A surprise winner, this young Republican, whose family is from Panama and Puerto Rico, is now the youngest State representative in Connecticut’s legislature. The 20 year-old
won his party’s nod to run for the state House from the 41st District, which covers Groton and New London. He plans to join the legislature’s Black and Latino Caucus, where he will be the lone Republican,which demonstrates his willingness to work across party lines, to represent his urban constituents. He is on his way to becoming an effective legislator.
This young Latino from Bridgeport may be new to the state’s legislature this year, but he is not new to advocacy, politics and working on behalf of the Latino community. This is the 2nd year we’ve name Chris to our Young Latino leaders list. He recently won the election to represent his hometown of Bridgeport in the state legislature as representative from the 128 District. He has been Bridgeport’s youngest department head as Director of Anti-Blight under the Office of Neighborhood Revitalization, and has launched numerous new initiatives; under his leadership, the city has seen a vast improvement in quality of life issues in the community. No doubt he will put his tough work ethic to good use at the state capitol.
This young 20 year-old is the only Hispanic on Norwalk’s Common Council, and its youngest member. She went from being able to vote in 2012 for the first time, to
being on the ballot and winning an election in 2013. She says, being the only Hispanic on the board has given her a greater sense of responsibility. Hispanics in Norwalk make up 47 percent of the school system, and represent a growing constituency. Melendez has been a supporter of the initiative Latinos Unidos in Connecticut [LUC], which is attempting to bring together the different Hispanic communities to unite and create a stronger voice when it comes to advocating for Latino issues.
Still in college, this young Latina’s dedication and hard work make for a bright future.
In the “Who Says You Can’t Do It” category, Ally Morell is a star.
Soccer is her passion and when she wanted to attend University High school in
Hartford, she learned the school did not have a girl’s soccer team. Aly, who has been playing soccer since grade school, has never been one to back down from something, so she made the hard choice and decided to get out of her comfort zone and go out for the boy’s soccer team.
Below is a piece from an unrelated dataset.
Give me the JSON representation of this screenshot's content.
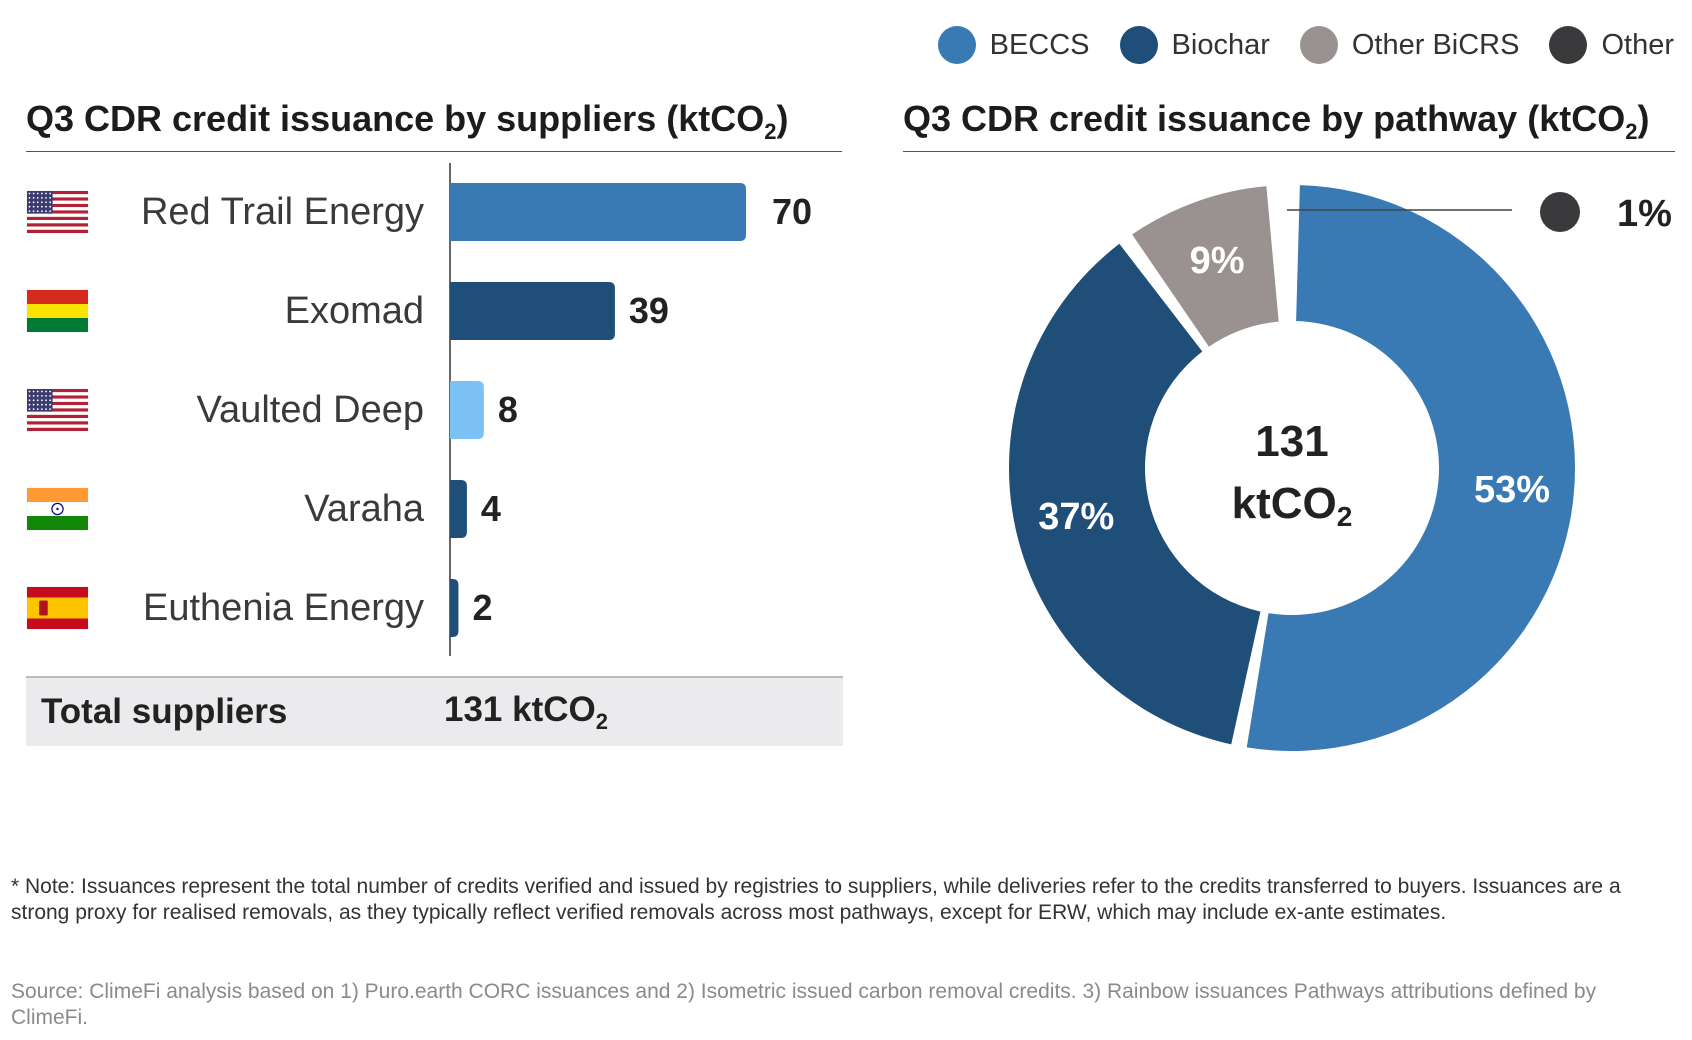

She is the only girl on the team and certainly a wonderful example for all young people of just believing in yourself.
This young Latina who was raised in Woodbury, didn’t think it took much courage to write and submit a play to the Manhattan Repertory Theater. But, Alexandra. who was born in Colombia, did just that. Her play was accepted and she went on to produce, act in and direct it.
The one act play, which ran several nights, tells the story a deaf audio intern and her struggling co-workers trying to break into the music industry in New York. The multi-talented Alexandra also paints, and sings, is a member of the New York Women in Film & Television, has produced short film festivals in New York and Washington DC, and recently produced a national commercial for a contest linked to the upcoming Superbowl. She has worked as a correspondent for CTLatinoNews and other publications.
At 26 years of age, this college grad says she still has much more to explore, and hopes to continue producing and creating inspiring stories.